Steps to become a radiographer

Decide what type of radiography you want to specialise in

Before enrolling in an undergraduate degree, it is important to have an idea of what type of radiology you would like to specialise in, such as medical, diagnostic or therapeutic. Courses will be different depending on the radiology specialism you choose. For example, a diagnostic radiography course will teach you about X-rays, CT scans and MRI scans while a therapeutic radiography course will require you to learn about how to use radiation therapy to treat cancer.

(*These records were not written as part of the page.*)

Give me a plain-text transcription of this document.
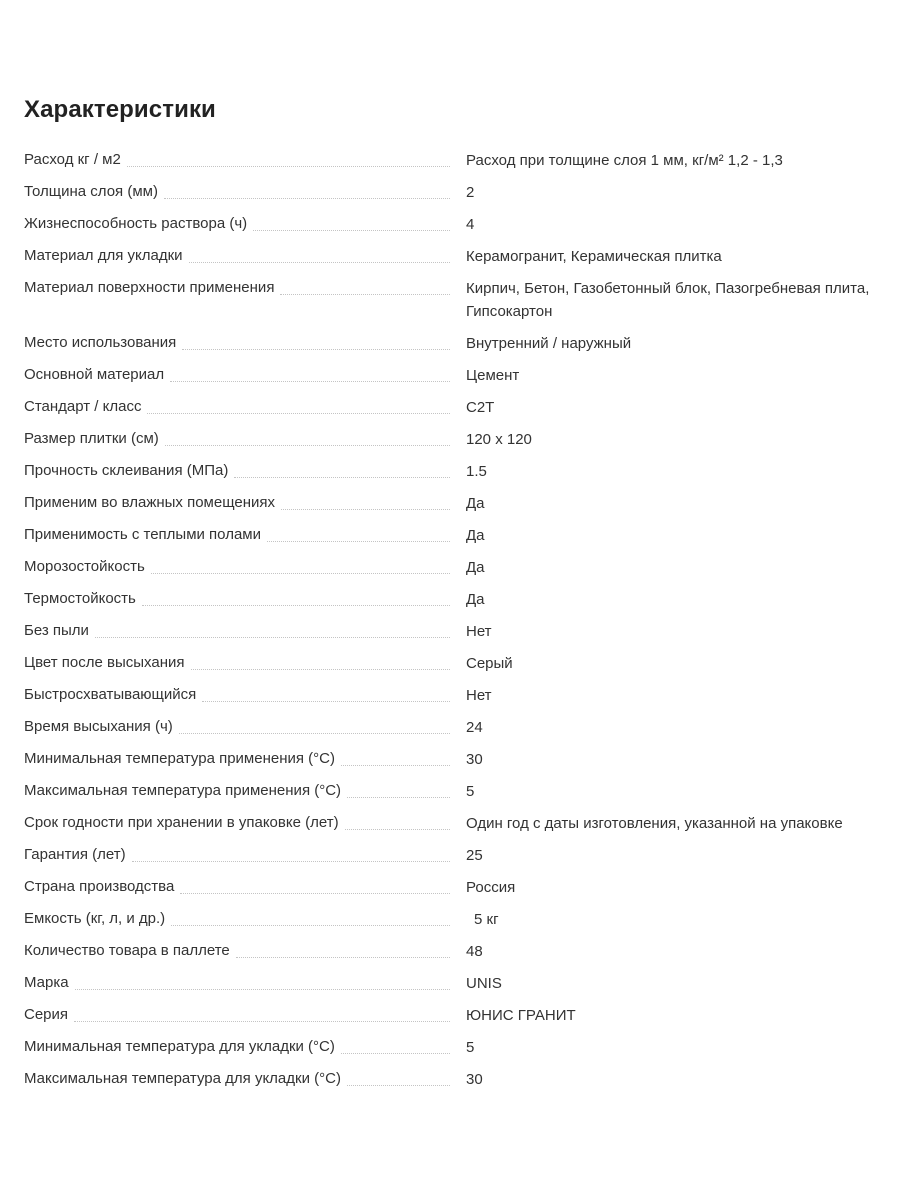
Характеристики
Расход кг / м2	Расход при толщине слоя 1 мм, кг/м² 1,2 - 1,3
Толщина слоя (мм)	2
Жизнеспособность раствора (ч)	4
Материал для укладки	Керамогранит, Керамическая плитка
Материал поверхности применения	Кирпич, Бетон, Газобетонный блок, Пазогребневая плита, Гипсокартон
Место использования	Внутренний / наружный
Основной материал	Цемент
Стандарт / класс	С2Т
Размер плитки (см)	120 x 120
Прочность склеивания (МПа)	1.5
Применим во влажных помещениях	Да
Применимость с теплыми полами	Да
Морозостойкость	Да
Термостойкость	Да
Без пыли	Нет
Цвет после высыхания	Серый
Быстросхватывающийся	Нет
Время высыхания (ч)	24
Минимальная температура применения (°C)	30
Максимальная температура применения (°C)	5
Срок годности при хранении в упаковке (лет)	Один год с даты изготовления, указанной на упаковке
Гарантия (лет)	25
Страна производства	Россия
Емкость (кг, л, и др.)	5 кг
Количество товара в паллете	48
Марка	UNIS
Серия	ЮНИС ГРАНИТ
Минимальная температура для укладки (°C)	5
Максимальная температура для укладки (°C)	30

Complete an undergraduate degree

To become a radiographer, you need a university degree in radiology or in a related field. Universities all over the UK offer courses in this field, so it is important to do your research to find the right university for you. Radiography is a highly competitive course with limited availability, so it is important to attain strong grades in relevant A-level subjects such as biology, chemistry or physics and strong references to be accepted onto the course.

Prospective students need to attain 5 GCSEs, including English, maths and science. It is recommended that prospective radiographers study a degree that has been approved by the HCPC because this enables graduating students to attain one of their necessary registrations before they can start work.

Consider a postgraduate level degree

Although it is not required to complete a postgraduate degree in radiography, it is highly recommended to further your skills and knowledge in your specialism. It will also give you an advantage over other applicants when it comes to applying for job roles. To study a postgraduate degree in radiography, prospective students must have an undergraduate degree in appropriate courses such as biology, health science or radiography.

Register with the HCPC

Once you have completed your study and are ready for the working world, you must register with the Health and Care Professions Council (HCPC). This council keeps a register of health and care professionals who have met their standard for training, professional skills, behaviour and health. 

Get experience

Once you have completed the relevant training, it is time to get experience. Online job listings and healthcare provider websites are best for finding open positions in your area. The NHS also offers accredited placement programmes which provide structured training to allow you to develop your skills in a clinical setting. 

Complete the Continued Professional Development (CPD) course

The Continued Professional Development course is designed to ensure radiography professionals are always up to date with the latest advances in their field. The CPD offers regular professional development activities, such as training courses and seminars.

Salary of a radiographer

The average entry level radiographer salary in the UK(2) is £24,604. While the average salary of an experienced radiographer(3) is £38,333.

Other FAQs

What are the working hours of a radiographer?

As a radiographer, you will typically work a standard 37.5 hour week, which will include shift work, weekends, nights and bank holidays, as well as on-call work. There is an opportunity to work part time and job share, depending on departmental needs.